For RNA isolation, cells were washed with 2 mL DPBS after removal of the culture medium. Immediately after DPBS removal, 1 mL of TRIzol reagent (Invitrogen 15596018, Life Technology Europe BV, Zug, Switzerland) was added for cell lysis. The cell lysate in TRIzol reagent was processed for RNA isolation according to the protocol suggested by the manufacturer. Then, 200–500 ng of RNA was used for cDNA synthesis using PrimeScript RT with gDNA Eraser (TAKARA Bio, S-86901-06-01, Saint-Germain-en-Laye, France). For quantitative real-time PCR, the KAPA SYBR FAST qPCR master mix with ROX (Kapa Biosystems, KK4621 Merck, Buchs, Switzerland) was used and run on a 7500 fast real-time PCR system (Life technology, Life Technology Europe BV, Zug, Switzerland). Gene expression was quantified using 2^{-delta delta Ct} using beta-Actin as the reference gene and compared to the non-silencing control (siLuciferase). The sequences of the used PCR primers are provided in Supplementary Table S2. The primers were used in the PCR reaction at a final concentration of 0.2 µM.

4.9. ELISA

ELISA was performed using the cell culture supernatant collected at 48 h after siRNA transfection to minimize variation due to the increased number of dead cells in the siRNA-treated samples.
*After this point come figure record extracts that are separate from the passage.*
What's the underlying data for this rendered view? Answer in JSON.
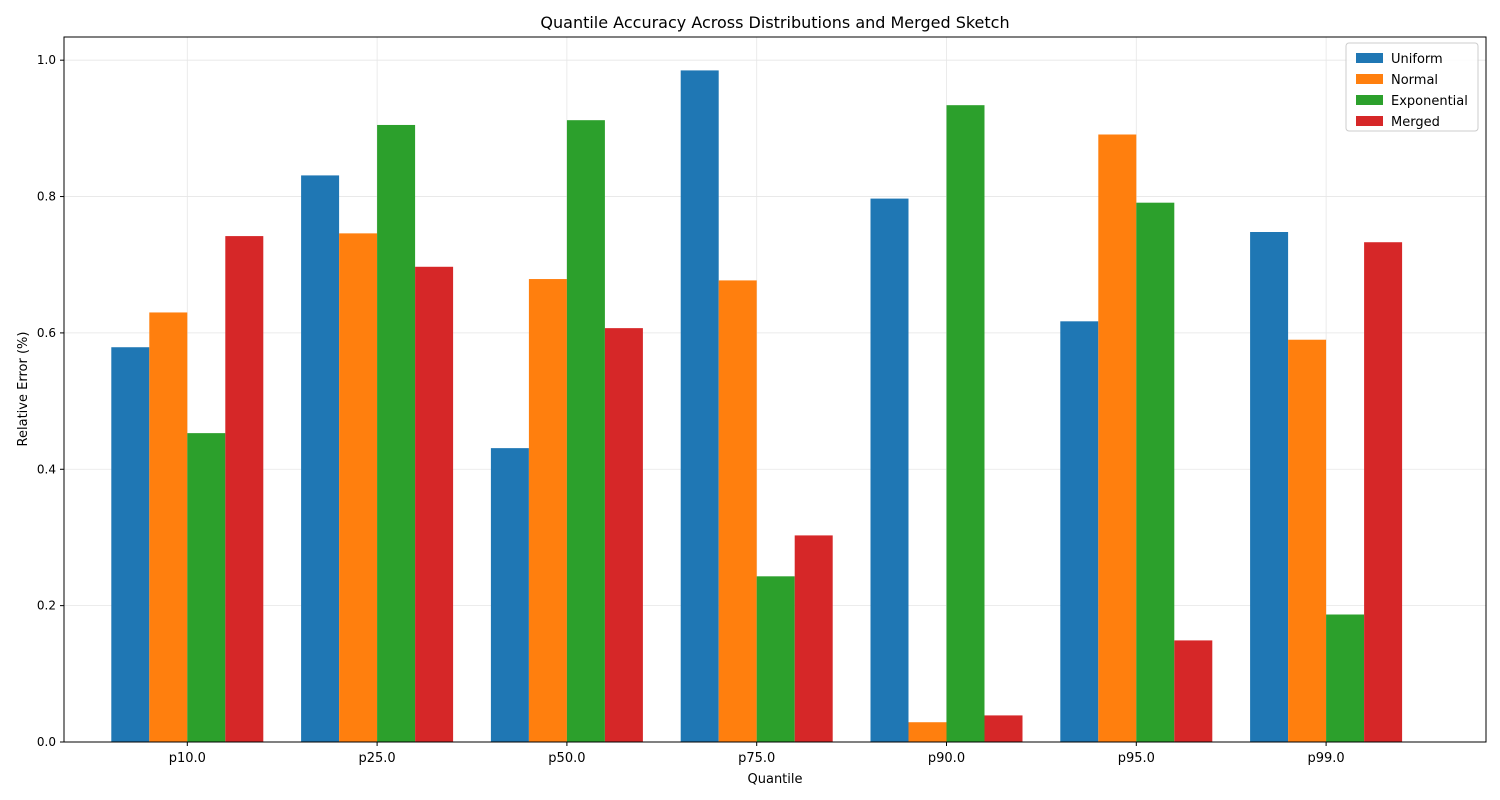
{
  "chart_data": {
    "type": "bar",
    "title": "Quantile Accuracy Across Distributions and Merged Sketch",
    "xlabel": "Quantile",
    "ylabel": "Relative Error (%)",
    "categories": [
      "p10.0",
      "p25.0",
      "p50.0",
      "p75.0",
      "p90.0",
      "p95.0",
      "p99.0"
    ],
    "ylim": [
      0,
      1.034
    ],
    "yticks": [
      "0.0",
      "0.2",
      "0.4",
      "0.6",
      "0.8",
      "1.0"
    ],
    "grid": true,
    "legend_position": "top-right",
    "series": [
      {
        "name": "Uniform",
        "color": "#1f77b4",
        "values": [
          0.579,
          0.831,
          0.431,
          0.985,
          0.797,
          0.617,
          0.748
        ]
      },
      {
        "name": "Normal",
        "color": "#ff7f0e",
        "values": [
          0.63,
          0.746,
          0.679,
          0.677,
          0.029,
          0.891,
          0.59
        ]
      },
      {
        "name": "Exponential",
        "color": "#2ca02c",
        "values": [
          0.453,
          0.905,
          0.912,
          0.243,
          0.934,
          0.791,
          0.187
        ]
      },
      {
        "name": "Merged",
        "color": "#d62728",
        "values": [
          0.742,
          0.697,
          0.607,
          0.303,
          0.039,
          0.149,
          0.733
        ]
      }
    ]
  }
}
We collected the cell culture supernatant and centrifuged at 400× g for 5 min at 4 °C to remove the floating cells. We harvested the supernatant and centrifuged again at 10,000× g for 10 min at 4 °C to remove the debris. The supernatant was frozen at −80 °C until the analysis. TGF-β1 ELISA with the activation of latent TGF-β1 was performed using Human TGF-β1 DuoSet ELISA (R&D Systems DY240-05) with DuoSet ELISA Ancillary Reagent Kit 1 (R&D Systems DY007) according to the protocol recommended by the manufacturer. We subtracted the TGF-β1 level with the level of medium from no-cell control wells, treated with mock transfection. Then, the level of TGF-β1 was corrected with the number of living cells and normalized to siLuc.

4.10. Statistical Analyses

We used GraphPad Prism v.8.0.0 (San Diego, CA, USA) for testing the differences of the means with parametric t-tests.